De leeuw Scar (betekenis: Litteken) is in Disney’s geliefde Lion King bepaald geen parodie op het kwaad. Hij is een oer-schurk, niet enkel een wilde bruut. Dit maakte het voor mij als kind ook moeilijk om naar te kijken. Hij maakte me angstig. En hoe ik ook tegen het scherm schreeuwde, Mufasa en Simba konden mijn waarschuwingen niet horen. Ik vond het geweldig om de Power Rangers, Ninja Turtles en Batman te zien vechten tegen het kwaad. Maar om in de Lion King te zien hoe iemand van achteren werd aangevallen, dat raakte bij mij een hele andere zenuw. De onthutste kreet van ‘Et tu Brute’ (uit Julius Ceasar door William Shakespeare) sneed daarmee door merg en been bij zowel slachtoffer als toehoorder.
De leugenaar paradeert op het verstand en de geest van zijn prooi. Hij richt zich op de ziel, niet enkel op het lichaam. Leugenaars gebruiken hun woorden zo dat ze de kracht van hun prooi tegen henzelf laten keren. Ze veronderstellen onschuld in hun sluwheid: ‘Oh, heeft God dat echt gezegd?’ Ze schudden hun hoofd en glimlachen als ze zeggen: ‘Nee hoor, je zult zeker niet sterven’. Zij lokken hun slachtoffer van de klif af: ‘God weet dat op de dag dat je daarvan eet, jouw ogen geopend zullen worden en dat je als God zult zijn’.
Scar, net als de grootste tegenstander van de mensheid, overrompelt niet; hij is je te slim af. Het zijn niet zijn klauwen of tanden, maar zijn gefluister die zielen ruineren.

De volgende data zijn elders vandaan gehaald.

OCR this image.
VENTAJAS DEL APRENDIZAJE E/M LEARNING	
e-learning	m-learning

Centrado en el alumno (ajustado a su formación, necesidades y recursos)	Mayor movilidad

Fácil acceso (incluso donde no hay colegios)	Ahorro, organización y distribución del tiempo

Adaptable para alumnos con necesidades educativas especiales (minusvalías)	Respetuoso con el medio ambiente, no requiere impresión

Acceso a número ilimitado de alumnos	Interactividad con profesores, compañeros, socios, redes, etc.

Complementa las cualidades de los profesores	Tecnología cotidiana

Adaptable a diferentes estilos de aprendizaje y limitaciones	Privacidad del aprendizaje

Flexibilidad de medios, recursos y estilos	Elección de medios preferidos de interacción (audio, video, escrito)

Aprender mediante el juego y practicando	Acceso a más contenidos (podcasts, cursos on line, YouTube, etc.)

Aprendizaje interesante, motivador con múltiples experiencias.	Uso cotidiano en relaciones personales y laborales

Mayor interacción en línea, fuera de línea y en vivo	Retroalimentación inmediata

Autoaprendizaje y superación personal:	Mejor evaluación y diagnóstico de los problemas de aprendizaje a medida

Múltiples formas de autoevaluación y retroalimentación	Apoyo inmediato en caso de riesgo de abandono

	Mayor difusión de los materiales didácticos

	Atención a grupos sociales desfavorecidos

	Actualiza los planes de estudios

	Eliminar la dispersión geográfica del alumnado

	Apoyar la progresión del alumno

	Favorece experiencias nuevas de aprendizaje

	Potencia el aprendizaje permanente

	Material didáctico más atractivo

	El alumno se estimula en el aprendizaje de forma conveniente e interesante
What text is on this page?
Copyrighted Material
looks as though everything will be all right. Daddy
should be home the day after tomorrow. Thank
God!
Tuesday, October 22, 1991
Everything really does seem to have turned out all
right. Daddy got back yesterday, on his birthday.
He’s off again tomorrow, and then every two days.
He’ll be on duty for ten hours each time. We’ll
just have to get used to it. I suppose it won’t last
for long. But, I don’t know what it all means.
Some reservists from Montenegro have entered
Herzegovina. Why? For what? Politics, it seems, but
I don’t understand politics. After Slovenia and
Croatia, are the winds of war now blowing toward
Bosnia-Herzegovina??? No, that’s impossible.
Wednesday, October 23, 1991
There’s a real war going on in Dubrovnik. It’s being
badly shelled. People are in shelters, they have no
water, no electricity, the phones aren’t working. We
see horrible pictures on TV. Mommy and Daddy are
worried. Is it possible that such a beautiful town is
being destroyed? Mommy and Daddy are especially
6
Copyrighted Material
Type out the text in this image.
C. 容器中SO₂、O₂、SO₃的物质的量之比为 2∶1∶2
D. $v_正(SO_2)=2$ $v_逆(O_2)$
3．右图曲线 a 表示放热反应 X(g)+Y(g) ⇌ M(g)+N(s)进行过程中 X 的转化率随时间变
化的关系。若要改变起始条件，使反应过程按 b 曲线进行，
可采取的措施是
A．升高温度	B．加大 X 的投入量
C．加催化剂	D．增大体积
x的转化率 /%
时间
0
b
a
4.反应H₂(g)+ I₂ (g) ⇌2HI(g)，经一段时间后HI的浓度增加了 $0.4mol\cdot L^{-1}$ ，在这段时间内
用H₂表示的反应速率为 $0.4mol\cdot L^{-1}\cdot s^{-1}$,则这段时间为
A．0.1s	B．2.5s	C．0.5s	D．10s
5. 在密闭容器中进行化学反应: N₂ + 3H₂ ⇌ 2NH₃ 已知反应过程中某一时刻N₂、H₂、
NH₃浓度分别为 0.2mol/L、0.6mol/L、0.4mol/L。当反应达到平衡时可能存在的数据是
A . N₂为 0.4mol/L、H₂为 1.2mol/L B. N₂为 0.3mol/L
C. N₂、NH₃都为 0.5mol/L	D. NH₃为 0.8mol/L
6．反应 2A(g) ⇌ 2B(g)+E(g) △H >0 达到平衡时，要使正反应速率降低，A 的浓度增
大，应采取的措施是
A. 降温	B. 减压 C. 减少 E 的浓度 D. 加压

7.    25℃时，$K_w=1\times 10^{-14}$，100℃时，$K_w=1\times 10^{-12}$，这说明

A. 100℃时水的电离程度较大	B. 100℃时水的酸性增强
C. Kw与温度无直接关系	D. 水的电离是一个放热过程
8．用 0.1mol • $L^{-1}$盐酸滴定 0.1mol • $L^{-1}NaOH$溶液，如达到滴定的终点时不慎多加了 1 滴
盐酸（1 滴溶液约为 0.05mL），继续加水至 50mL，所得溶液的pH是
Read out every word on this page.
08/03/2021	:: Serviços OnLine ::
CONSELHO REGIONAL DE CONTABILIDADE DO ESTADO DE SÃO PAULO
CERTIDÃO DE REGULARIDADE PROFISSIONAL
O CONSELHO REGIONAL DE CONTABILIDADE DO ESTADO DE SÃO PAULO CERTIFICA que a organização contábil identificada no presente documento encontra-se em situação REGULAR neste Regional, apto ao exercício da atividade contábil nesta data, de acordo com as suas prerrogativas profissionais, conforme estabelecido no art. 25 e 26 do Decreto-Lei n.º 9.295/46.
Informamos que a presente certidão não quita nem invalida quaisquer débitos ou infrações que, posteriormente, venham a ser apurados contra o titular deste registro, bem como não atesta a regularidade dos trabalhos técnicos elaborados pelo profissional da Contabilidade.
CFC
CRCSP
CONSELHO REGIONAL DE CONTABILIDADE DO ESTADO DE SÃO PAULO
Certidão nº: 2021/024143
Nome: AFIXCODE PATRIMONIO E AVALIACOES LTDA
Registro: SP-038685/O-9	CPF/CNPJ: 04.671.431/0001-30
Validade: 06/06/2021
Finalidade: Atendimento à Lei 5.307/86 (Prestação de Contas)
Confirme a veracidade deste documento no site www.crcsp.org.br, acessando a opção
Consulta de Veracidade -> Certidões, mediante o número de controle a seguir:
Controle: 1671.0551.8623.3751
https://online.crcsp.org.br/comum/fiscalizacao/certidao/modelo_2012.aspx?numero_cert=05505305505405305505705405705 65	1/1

In de vallei van de Koning
Het was bij iedereen op de Koningsrots bekend dat Mufasa koning was. Hij was de liefdadige alfa van het Koningsland: De rechtvaardige, de onverzettelijke, de zachtaardige. Zoals het een goede leider betaamt klonk zijn gebrul het sterkst, en zijn lach het hardst. Hij was een koning die de naam waardig was.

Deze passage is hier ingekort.